Ces deux derniers projets musicaux, Juliette Gréco les consacrait à Paris dont elle est pour beaucoup une des icônes. Dans son album studio Ça se traverse et c'est beau... elle chantait les ponts de la capitale, puis ses quartiers dans l'album collectif et féminin ElleSonParis. Elle revient avec un magnifique Gréco chante Brel, déclaration d'amour à celui qu'elle rencontrait il y a soixante ans. Malgré un coeur qui lui joue des tours, Juliette Gréco continue de faire ce qui lui plaît avec la même liberté, la même élégance. Au JDD, elle déclare se ficher de sa propre mort : "Un seul truc m'ennuie, c'est d'être devenue une référence : dès que quelqu'un meurt, on m'appelle !"
Juliette Gréco a toujours fréquenté Jacques Brel, avant même d'épouser son compositeur et pianiste Gérard Jouannest. Gréco a chanté Brel à de nombreuses occasions et lui consacre enfin un album. "Il fallait faire ce disque car Brel est là. Il est parti je ne sais où mais au fond, le plus sûr moyen de mourir restant l'oubli, il ne meurt jamais", disait-elle ce week-end dans le Journal du Dimanche. Ce qu'elle aime chez Jacques Brel, c'est qu'il dit la vérité : "Il dit les choses très cruellement, de manière très logique, observe Gréco dans son interview accordée à l'AFP. Il n'a aucune faiblesse, ni dans ses descriptions de l'amour ni dans celles de la mort, de la vie, des putains [...]. Il est beaucoup moins théâtral que Ferré, beaucoup moins tendre que Brassens." Alors Gréco ne supportait pas l'interprétation qu'il donnait de son classique Ne me quitte pas : "Je l'aime trop pour ça et ça m'énerve de le voir se traîner par terre, comme une serpillère humide. Merde ! Ça m'a tellement révoltée que j'ai pris absolument le contraire. Et puis je le ressens comme ça : Ne me quitte pas, c'est Tu vas voir ce qui va t'arriver, si tu le fais."

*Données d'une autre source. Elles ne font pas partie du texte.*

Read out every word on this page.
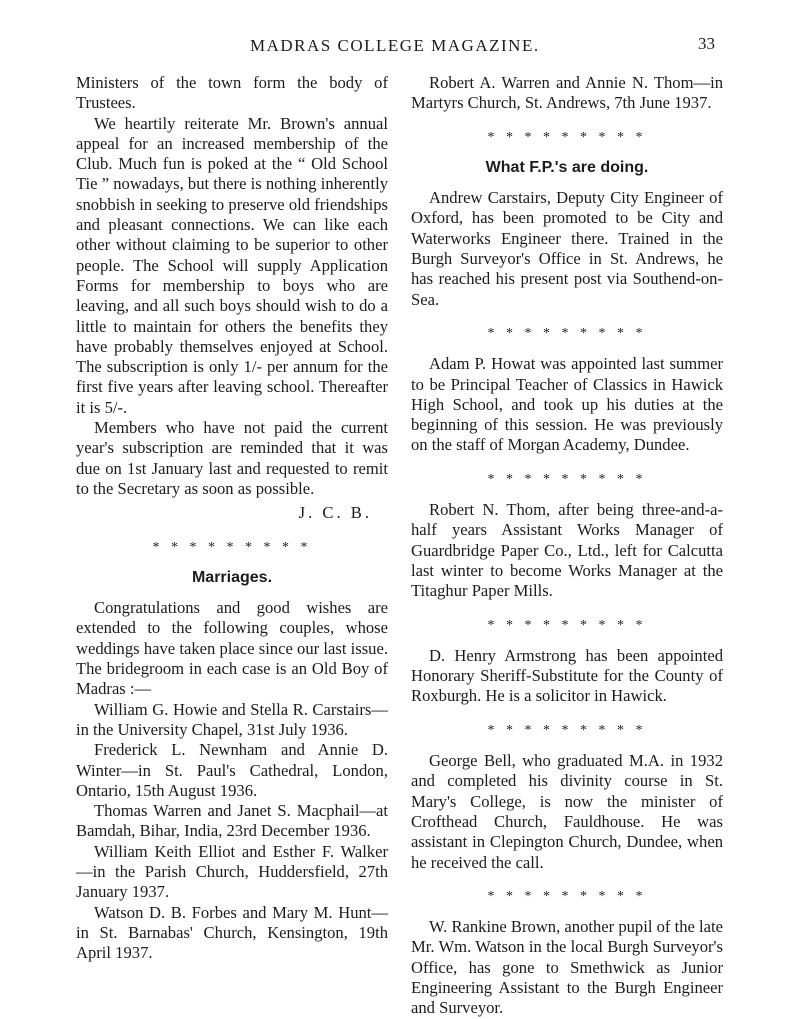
MADRAS COLLEGE MAGAZINE.	33

Ministers of the town form the body of Trustees.

We heartily reiterate Mr. Brown's annual appeal for an increased membership of the Club. Much fun is poked at the “ Old School Tie ” nowadays, but there is nothing inherently snobbish in seeking to preserve old friendships and pleasant connections. We can like each other without claiming to be superior to other people. The School will supply Application Forms for membership to boys who are leaving, and all such boys should wish to do a little to maintain for others the benefits they have probably themselves enjoyed at School. The subscription is only 1/- per annum for the first five years after leaving school. Thereafter it is 5/-.

Members who have not paid the current year's subscription are reminded that it was due on 1st January last and requested to remit to the Secretary as soon as possible.

J. C. B.
* * * * * * * * *
Marriages.

Congratulations and good wishes are extended to the following couples, whose weddings have taken place since our last issue. The bridegroom in each case is an Old Boy of Madras :—

William G. Howie and Stella R. Carstairs—in the University Chapel, 31st July 1936.

Frederick L. Newnham and Annie D. Winter—in St. Paul's Cathedral, London, Ontario, 15th August 1936.

Thomas Warren and Janet S. Macphail—at Bamdah, Bihar, India, 23rd December 1936.

William Keith Elliot and Esther F. Walker—in the Parish Church, Huddersfield, 27th January 1937.

Watson D. B. Forbes and Mary M. Hunt—in St. Barnabas' Church, Kensington, 19th April 1937.

Robert A. Warren and Annie N. Thom—in Martyrs Church, St. Andrews, 7th June 1937.

* * * * * * * * *
What F.P.'s are doing.

Andrew Carstairs, Deputy City Engineer of Oxford, has been promoted to be City and Waterworks Engineer there. Trained in the Burgh Surveyor's Office in St. Andrews, he has reached his present post via Southend-on-Sea.

* * * * * * * * *

Adam P. Howat was appointed last summer to be Principal Teacher of Classics in Hawick High School, and took up his duties at the beginning of this session. He was previously on the staff of Morgan Academy, Dundee.

* * * * * * * * *

Robert N. Thom, after being three-and-a-half years Assistant Works Manager of Guardbridge Paper Co., Ltd., left for Calcutta last winter to become Works Manager at the Titaghur Paper Mills.

* * * * * * * * *

D. Henry Armstrong has been appointed Honorary Sheriff-Substitute for the County of Roxburgh. He is a solicitor in Hawick.

* * * * * * * * *

George Bell, who graduated M.A. in 1932 and completed his divinity course in St. Mary's College, is now the minister of Crofthead Church, Fauldhouse. He was assistant in Clepington Church, Dundee, when he received the call.

* * * * * * * * *

W. Rankine Brown, another pupil of the late Mr. Wm. Watson in the local Burgh Surveyor's Office, has gone to Smethwick as Junior Engineering Assistant to the Burgh Engineer and Surveyor.
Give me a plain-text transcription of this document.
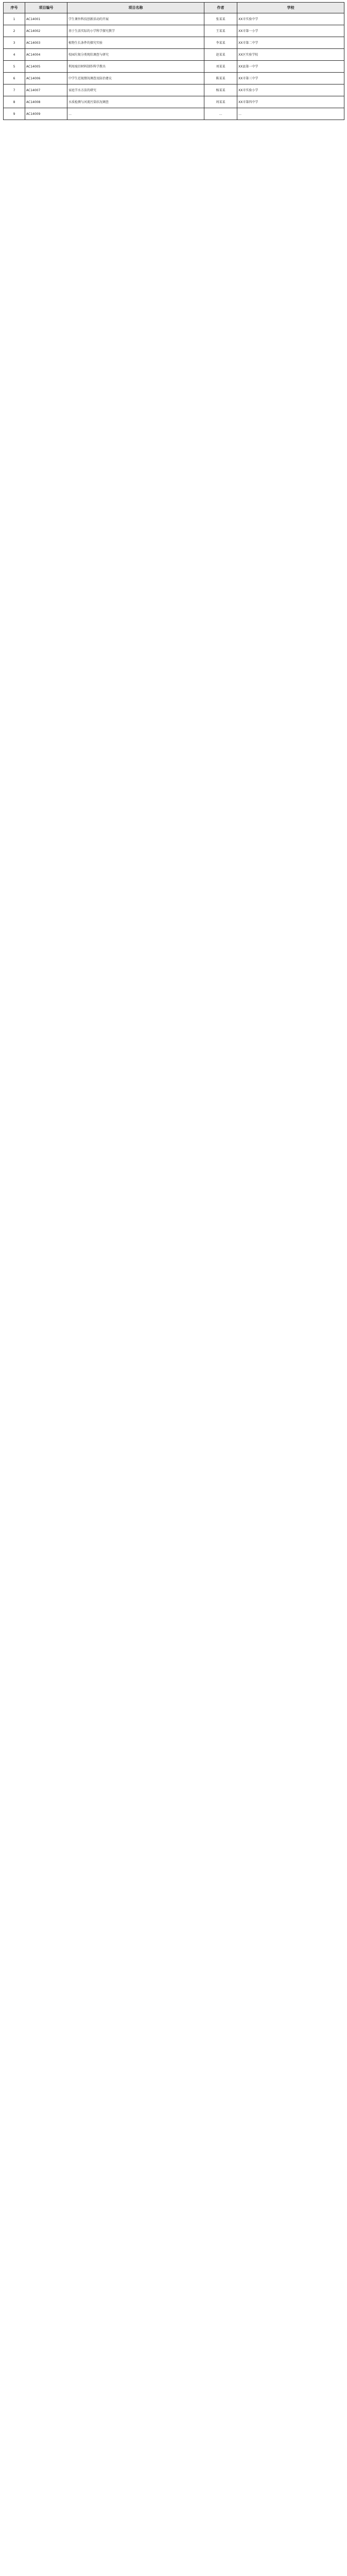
序号	项目编号	项目名称	作者	学校
1	AC14001	学生课外科技创新活动的开展	张某某	XX市实验中学
2	AC14002	基于生活实际的小学科学探究教学	王某某	XX市第一小学
3	AC14003	植物生长条件的探究实验	李某某	XX市第二中学
4	AC14004	校园垃圾分类现状调查与研究	赵某某	XX区实验学校
5	AC14005	利用废旧材料制作科学教具	刘某某	XX县第一中学
6	AC14006	中学生近视情况调查及防治建议	陈某某	XX市第三中学
7	AC14007	家庭节水方法的研究	杨某某	XX市实验小学
8	AC14008	水质检测与河流污染状况调查	周某某	XX市第四中学
9	AC14009	…	…	…
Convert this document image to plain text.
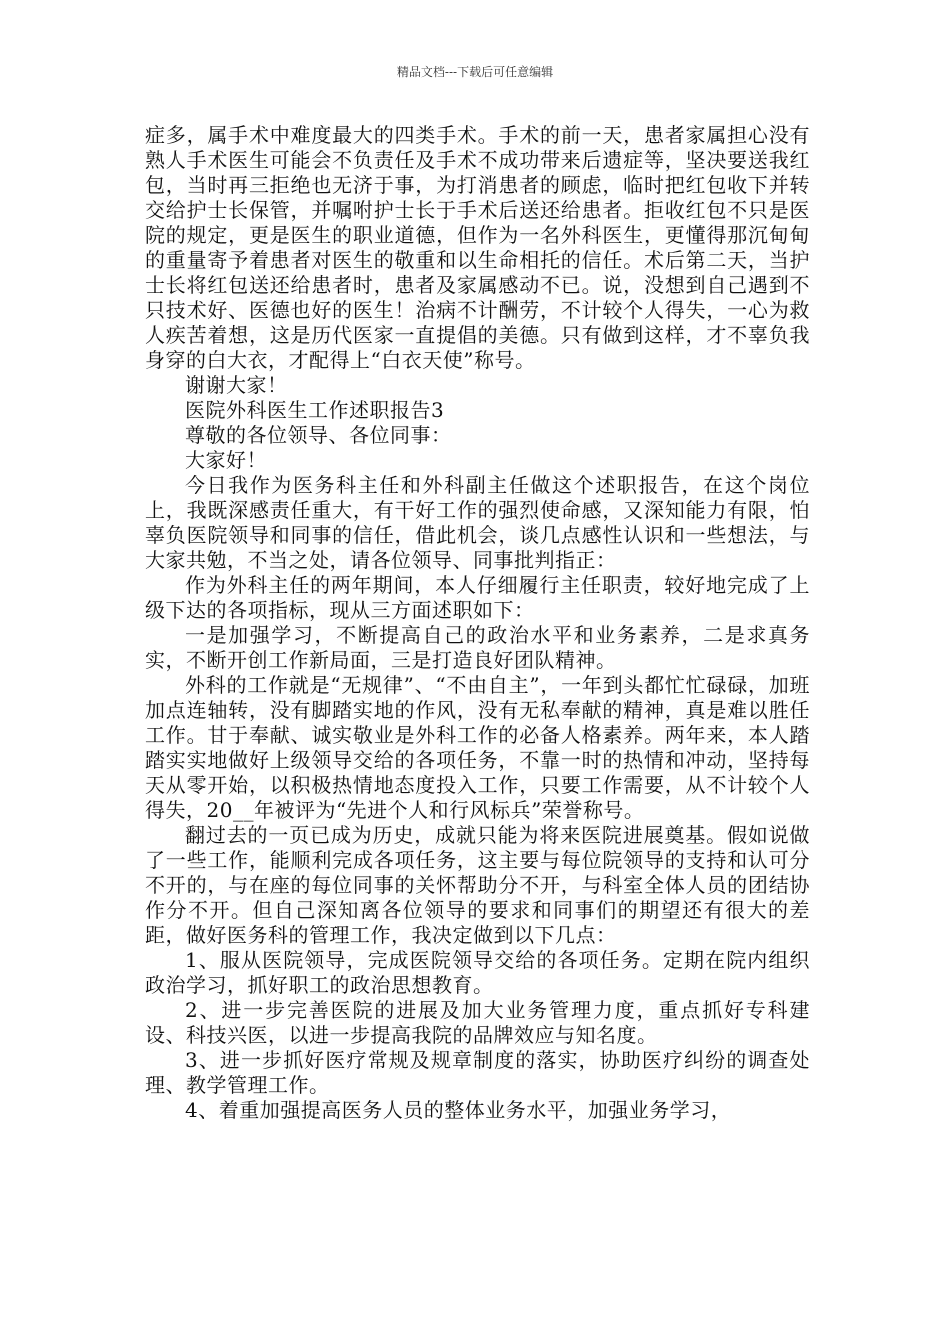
精品文档---下载后可任意编辑

症多，属手术中难度最大的四类手术。手术的前一天，患者家属担心没有熟人手术医生可能会不负责任及手术不成功带来后遗症等，坚决要送我红包，当时再三拒绝也无济于事，为打消患者的顾虑，临时把红包收下并转交给护士长保管，并嘱咐护士长于手术后送还给患者。拒收红包不只是医院的规定，更是医生的职业道德，但作为一名外科医生，更懂得那沉甸甸的重量寄予着患者对医生的敬重和以生命相托的信任。术后第二天，当护士长将红包送还给患者时，患者及家属感动不已。说，没想到自己遇到不只技术好、医德也好的医生！治病不计酬劳，不计较个人得失，一心为救人疾苦着想，这是历代医家一直提倡的美德。只有做到这样，才不辜负我身穿的白大衣，才配得上“白衣天使”称号。

谢谢大家！

医院外科医生工作述职报告3

尊敬的各位领导、各位同事：

大家好！

今日我作为医务科主任和外科副主任做这个述职报告，在这个岗位上，我既深感责任重大，有干好工作的强烈使命感，又深知能力有限，怕辜负医院领导和同事的信任，借此机会，谈几点感性认识和一些想法，与大家共勉，不当之处，请各位领导、同事批判指正：

作为外科主任的两年期间，本人仔细履行主任职责，较好地完成了上级下达的各项指标，现从三方面述职如下：

一是加强学习，不断提高自己的政治水平和业务素养，二是求真务实，不断开创工作新局面，三是打造良好团队精神。

外科的工作就是“无规律”、“不由自主”，一年到头都忙忙碌碌，加班加点连轴转，没有脚踏实地的作风，没有无私奉献的精神，真是难以胜任工作。甘于奉献、诚实敬业是外科工作的必备人格素养。两年来，本人踏踏实实地做好上级领导交给的各项任务，不靠一时的热情和冲动，坚持每天从零开始，以积极热情地态度投入工作，只要工作需要，从不计较个人得失，20__年被评为“先进个人和行风标兵”荣誉称号。

翻过去的一页已成为历史，成就只能为将来医院进展奠基。假如说做了一些工作，能顺利完成各项任务，这主要与每位院领导的支持和认可分不开的，与在座的每位同事的关怀帮助分不开，与科室全体人员的团结协作分不开。但自己深知离各位领导的要求和同事们的期望还有很大的差距，做好医务科的管理工作，我决定做到以下几点：

1、服从医院领导，完成医院领导交给的各项任务。定期在院内组织政治学习，抓好职工的政治思想教育。

2、进一步完善医院的进展及加大业务管理力度，重点抓好专科建设、科技兴医，以进一步提高我院的品牌效应与知名度。

3、进一步抓好医疗常规及规章制度的落实，协助医疗纠纷的调查处理、教学管理工作。

4、着重加强提高医务人员的整体业务水平，加强业务学习，
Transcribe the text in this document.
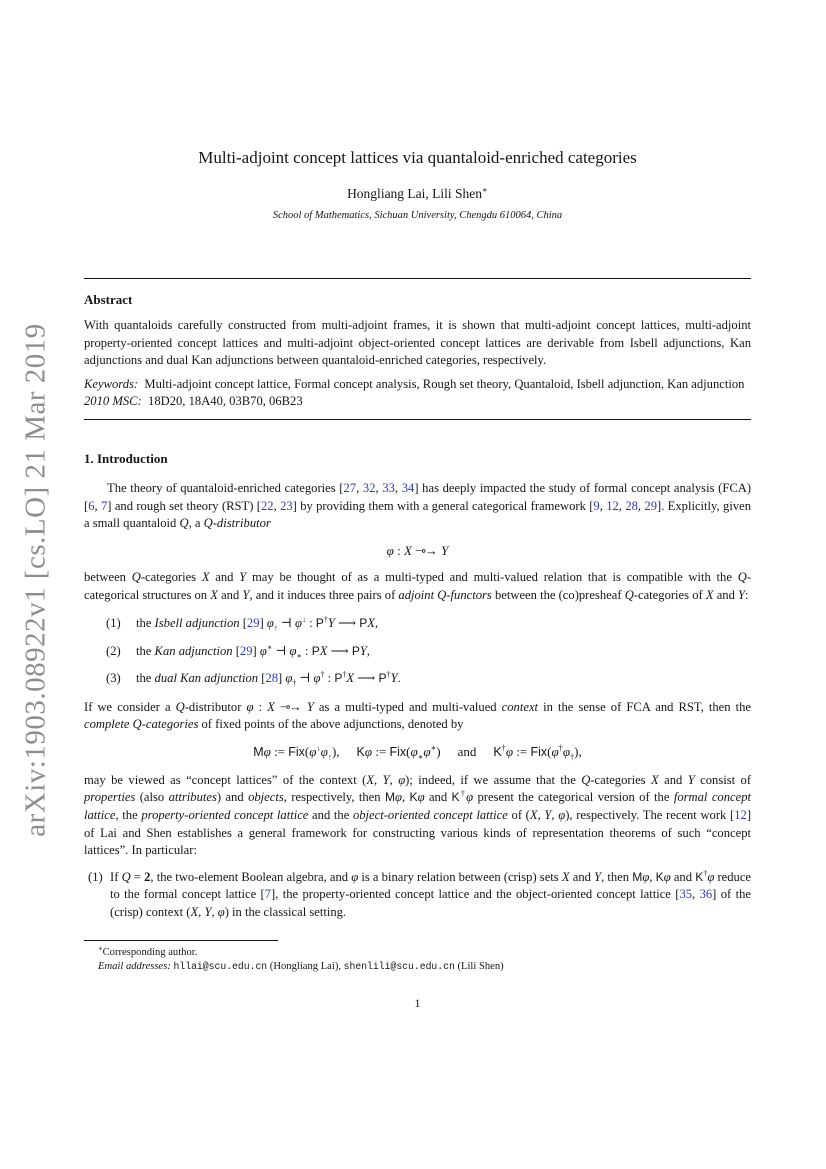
arXiv:1903.08922v1 [cs.LO] 21 Mar 2019
Multi-adjoint concept lattices via quantaloid-enriched categories
Hongliang Lai, Lili Shen∗
School of Mathematics, Sichuan University, Chengdu 610064, China
Abstract
With quantaloids carefully constructed from multi-adjoint frames, it is shown that multi-adjoint concept lattices, multi-adjoint property-oriented concept lattices and multi-adjoint object-oriented concept lattices are derivable from Isbell adjunctions, Kan adjunctions and dual Kan adjunctions between quantaloid-enriched categories, respectively.
Keywords:  Multi-adjoint concept lattice, Formal concept analysis, Rough set theory, Quantaloid, Isbell adjunction, Kan adjunction
2010 MSC:  18D20, 18A40, 03B70, 06B23
1. Introduction
The theory of quantaloid-enriched categories [27, 32, 33, 34] has deeply impacted the study of formal concept analysis (FCA) [6, 7] and rough set theory (RST) [22, 23] by providing them with a general categorical framework [9, 12, 28, 29]. Explicitly, given a small quantaloid Q, a Q-distributor
φ : X −∘→ Y
between Q-categories X and Y may be thought of as a multi-typed and multi-valued relation that is compatible with the Q-categorical structures on X and Y, and it induces three pairs of adjoint Q-functors between the (co)presheaf Q-categories of X and Y:
(1)	the Isbell adjunction [29] $\varphi_↑$ ⊣ φ↓ : P†Y ⟶ PX,
(2)	the Kan adjunction [29] φ∗ ⊣ $\varphi_∗$ : PX ⟶ PY,
(3)	the dual Kan adjunction [28] $\varphi_\dagger$ ⊣ φ† : P†X ⟶ P†Y.
If we consider a Q-distributor φ : X −∘→ Y as a multi-typed and multi-valued context in the sense of FCA and RST, then the complete Q-categories of fixed points of the above adjunctions, denoted by
Mφ := $Fix(\varphi^↓\varphi_↑)$, Kφ := $Fix(\varphi_∗\varphi^∗)$ and K†φ := $Fix(\varphi^\dagger\varphi_\dagger)$,
may be viewed as “concept lattices” of the context (X, Y, φ); indeed, if we assume that the Q-categories X and Y consist of properties (also attributes) and objects, respectively, then Mφ, Kφ and K†φ present the categorical version of the formal concept lattice, the property-oriented concept lattice and the object-oriented concept lattice of (X, Y, φ), respectively. The recent work [12] of Lai and Shen establishes a general framework for constructing various kinds of representation theorems of such “concept lattices”. In particular:
(1) If Q = 2, the two-element Boolean algebra, and φ is a binary relation between (crisp) sets X and Y, then Mφ, Kφ and K†φ reduce to the formal concept lattice [7], the property-oriented concept lattice and the object-oriented concept lattice [35, 36] of the (crisp) context (X, Y, φ) in the classical setting.
∗Corresponding author.
Email addresses: hllai@scu.edu.cn (Hongliang Lai), shenlili@scu.edu.cn (Lili Shen)
1
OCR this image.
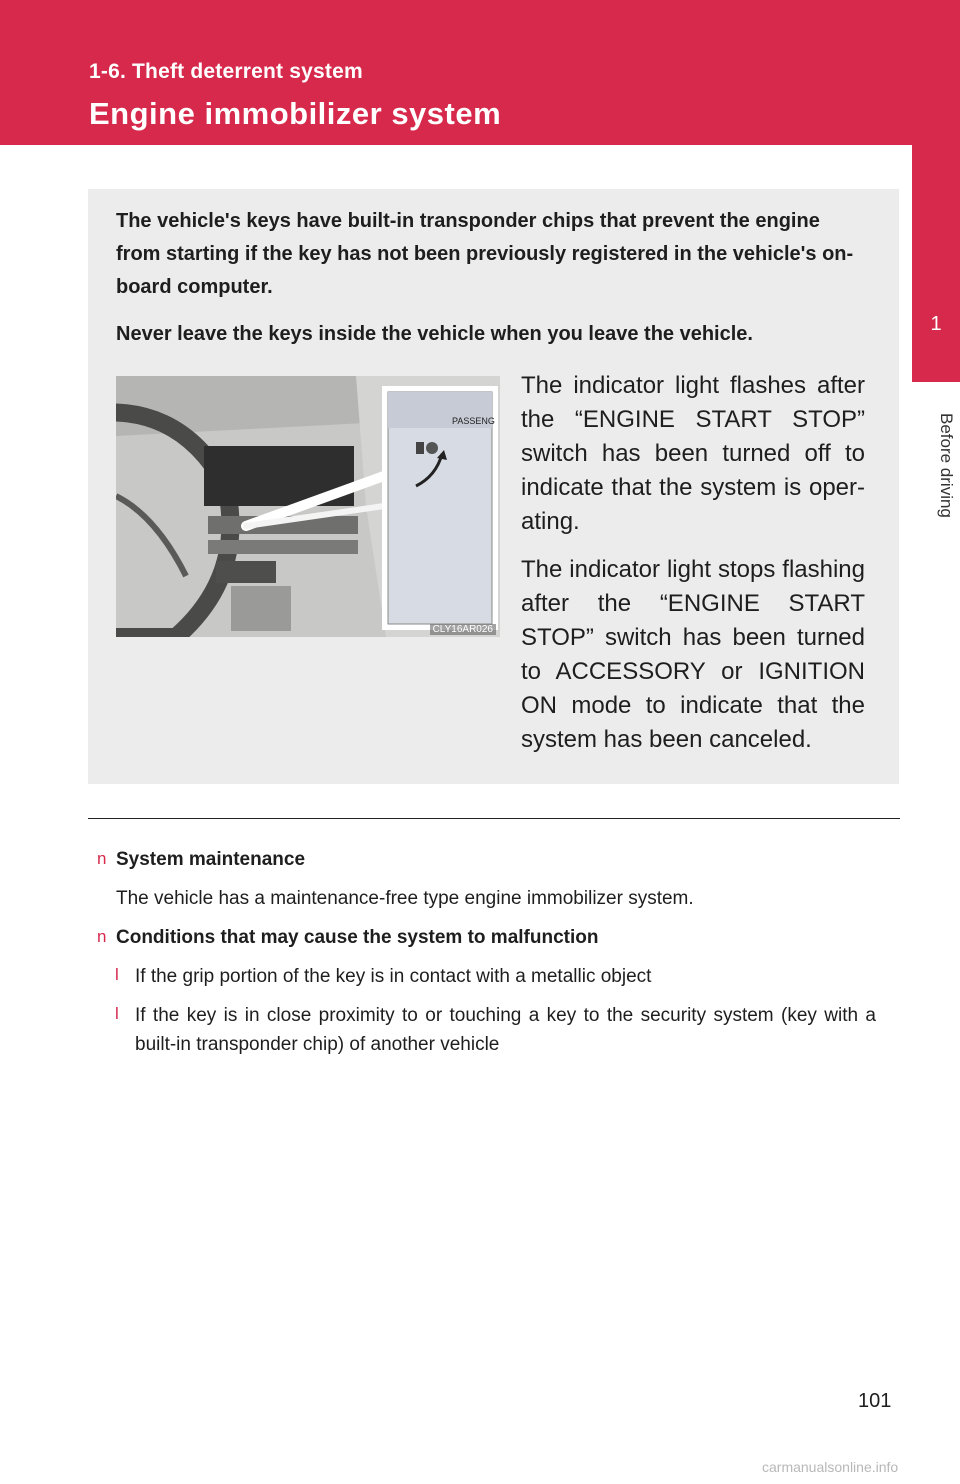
1-6. Theft deterrent system
Engine immobilizer system
1
Before driving

The vehicle's keys have built-in transponder chips that prevent the engine from starting if the key has not been previously registered in the vehicle's on-board computer.

Never leave the keys inside the vehicle when you leave the vehicle.

PASSENG
CLY16AR026

The indicator light flashes after the “ENGINE START STOP” switch has been turned off to indicate that the system is oper-ating.

The indicator light stops flashing after the “ENGINE START STOP” switch has been turned to ACCESSORY or IGNITION ON mode to indicate that the system has been canceled.

n System maintenance
The vehicle has a maintenance-free type engine immobilizer system.
n Conditions that may cause the system to malfunction
l If the grip portion of the key is in contact with a metallic object

l If the key is in close proximity to or touching a key to the security system (key with a built-in transponder chip) of another vehicle

101
carmanualsonline.info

Jacques Brel se découvre un cancer en 1974 qui l'emportera quatre ans plus tard. Longtemps, Juliette Gréco a refusé de lui rendre visite pour ne pas "le voir en état d'infériorité" lui qui était "de rire et de sang". La question de la mort, Gréco l'évoque sereinement dans le JDD : "Oui, je suis vieille en âge, j'ai bientôt 87 ans. Ce n'est pas loin. Mais je n'ai pas de soucis : je bouge, j'avance, j'ai envie. Et j'ai même peur. Pas de ma mort, hein ! Celle-là, je m'en fous. Plutôt de la mort des autres." Dernièrement, Gréco a fait deux malaises sur scène. Son coeur "est un vieux fou à l'image de sa patronne".
"Gréco chante Brel", album paru le 28 octobre 2013.